Aber die Droge kann auch für die Konsumenten selbst zur großen Gefahr werden. Grundsätzlich lasse sich die Wirkung kaum abschätzen, so Thomasius. Dazu komme es leicht zur Überdosierung, denn das Tilidin hat eine Wirkungsverzögerung von etwa 30 Minuten, was viele Jugendliche dazu bringe, schnell noch mehr zu trinken. Eine Überdosis könne schwerwiegende Komplikationen auslösen: von Bewusstseinstrübungen bis hin zum Koma. Auch in der medizinischen Behandlung wird Tilidin gespritzt. Dabei tritt allerdings keine Opiatwirkung ein. Beim Missbrauch hingegen wird der Stoff oral eingenommen. Der Effekt ist, dass selbst in Kombination mit Naloxon, einem suchthemmenden Mittel, Tilidin so zu erheblichen euphorischen Zuständen führen kann. Damit ist ebenfalls das Abhängigkeitspotenzial sehr groß.

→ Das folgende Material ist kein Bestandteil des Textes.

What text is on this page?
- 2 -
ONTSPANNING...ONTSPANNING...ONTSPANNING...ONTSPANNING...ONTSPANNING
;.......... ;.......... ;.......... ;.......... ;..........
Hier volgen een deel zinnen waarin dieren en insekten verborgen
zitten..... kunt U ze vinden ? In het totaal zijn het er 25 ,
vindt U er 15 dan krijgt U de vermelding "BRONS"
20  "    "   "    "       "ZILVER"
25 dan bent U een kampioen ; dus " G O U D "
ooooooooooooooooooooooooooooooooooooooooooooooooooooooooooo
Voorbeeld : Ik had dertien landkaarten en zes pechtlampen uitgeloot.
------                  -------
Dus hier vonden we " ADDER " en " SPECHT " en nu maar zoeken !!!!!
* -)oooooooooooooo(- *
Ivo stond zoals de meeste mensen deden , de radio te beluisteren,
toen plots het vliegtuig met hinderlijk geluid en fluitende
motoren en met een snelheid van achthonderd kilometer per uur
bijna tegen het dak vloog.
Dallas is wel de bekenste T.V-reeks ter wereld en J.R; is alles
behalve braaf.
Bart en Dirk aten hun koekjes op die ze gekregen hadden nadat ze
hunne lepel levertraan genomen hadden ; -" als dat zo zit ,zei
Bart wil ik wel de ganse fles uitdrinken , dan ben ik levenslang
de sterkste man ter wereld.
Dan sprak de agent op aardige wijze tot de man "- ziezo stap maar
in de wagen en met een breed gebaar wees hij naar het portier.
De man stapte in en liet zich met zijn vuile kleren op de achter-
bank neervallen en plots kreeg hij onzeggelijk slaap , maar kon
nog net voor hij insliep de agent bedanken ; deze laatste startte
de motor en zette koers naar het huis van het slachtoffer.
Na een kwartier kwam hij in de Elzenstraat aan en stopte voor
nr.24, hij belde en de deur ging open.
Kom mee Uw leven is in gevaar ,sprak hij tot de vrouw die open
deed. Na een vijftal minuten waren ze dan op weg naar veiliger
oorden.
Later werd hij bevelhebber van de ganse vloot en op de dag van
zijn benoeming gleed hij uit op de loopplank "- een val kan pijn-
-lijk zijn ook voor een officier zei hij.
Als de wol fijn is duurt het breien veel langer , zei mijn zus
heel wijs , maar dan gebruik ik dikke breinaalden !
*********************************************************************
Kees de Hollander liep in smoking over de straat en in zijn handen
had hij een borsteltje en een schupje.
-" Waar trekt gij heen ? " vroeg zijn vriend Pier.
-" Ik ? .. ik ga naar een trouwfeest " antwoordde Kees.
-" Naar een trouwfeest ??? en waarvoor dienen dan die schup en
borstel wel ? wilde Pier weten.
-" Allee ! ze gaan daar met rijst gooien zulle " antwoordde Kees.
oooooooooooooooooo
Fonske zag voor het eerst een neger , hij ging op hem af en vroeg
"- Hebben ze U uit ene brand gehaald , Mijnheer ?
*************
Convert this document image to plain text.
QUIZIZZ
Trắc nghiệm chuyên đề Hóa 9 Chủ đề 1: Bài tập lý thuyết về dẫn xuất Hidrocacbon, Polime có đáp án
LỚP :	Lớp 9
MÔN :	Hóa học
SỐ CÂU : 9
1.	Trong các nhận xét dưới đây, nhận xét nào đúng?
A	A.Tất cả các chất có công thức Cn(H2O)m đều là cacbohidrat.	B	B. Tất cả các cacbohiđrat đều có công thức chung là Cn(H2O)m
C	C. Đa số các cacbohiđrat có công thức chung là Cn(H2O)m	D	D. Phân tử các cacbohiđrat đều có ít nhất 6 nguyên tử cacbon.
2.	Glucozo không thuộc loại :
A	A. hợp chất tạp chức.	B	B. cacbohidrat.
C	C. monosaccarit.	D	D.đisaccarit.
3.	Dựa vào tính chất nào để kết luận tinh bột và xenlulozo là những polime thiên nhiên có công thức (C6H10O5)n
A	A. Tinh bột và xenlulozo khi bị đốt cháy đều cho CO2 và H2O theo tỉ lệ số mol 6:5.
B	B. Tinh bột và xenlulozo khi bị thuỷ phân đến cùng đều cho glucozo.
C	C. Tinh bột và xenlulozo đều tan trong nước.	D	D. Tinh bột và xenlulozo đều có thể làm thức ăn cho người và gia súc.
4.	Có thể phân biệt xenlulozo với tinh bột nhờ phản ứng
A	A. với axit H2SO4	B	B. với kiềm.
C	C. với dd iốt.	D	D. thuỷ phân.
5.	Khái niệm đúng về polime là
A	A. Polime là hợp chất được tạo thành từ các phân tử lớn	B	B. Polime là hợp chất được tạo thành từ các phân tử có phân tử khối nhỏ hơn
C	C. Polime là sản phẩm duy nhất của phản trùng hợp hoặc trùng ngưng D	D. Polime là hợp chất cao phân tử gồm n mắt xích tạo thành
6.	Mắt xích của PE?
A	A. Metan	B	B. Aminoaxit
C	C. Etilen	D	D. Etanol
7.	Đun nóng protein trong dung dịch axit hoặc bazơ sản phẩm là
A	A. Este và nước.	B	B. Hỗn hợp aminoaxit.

Beschaffungskriminalität nimmt zu

Tilidin ist in Deutschland als "verkehrsfähiges und verschreibungsfähiges Betäubungsmittel" im Betäubungsmittelgesetz aufgenommen. Das bedeutet, dass der Umgang ohne Erlaubnis oder Verschreibung generell strafbar ist. Viele Jugendliche fälschen die Rezepte. Da allerdings die Berliner Apotheker das Problem inzwischen kennen und viele Ärzte Jugendlichen aus Prinzip kein Tilidin mehr verschreiben, weichen die Täter immer öfter in andere Bundesländer aus, um gefälschte Rezepte einzulösen. So warnte schon vor längerer Zeit die Apothekerkammer Baden-Württemberg auf ihrer Internetseite vor gefälschten Tilidin-Rezepten.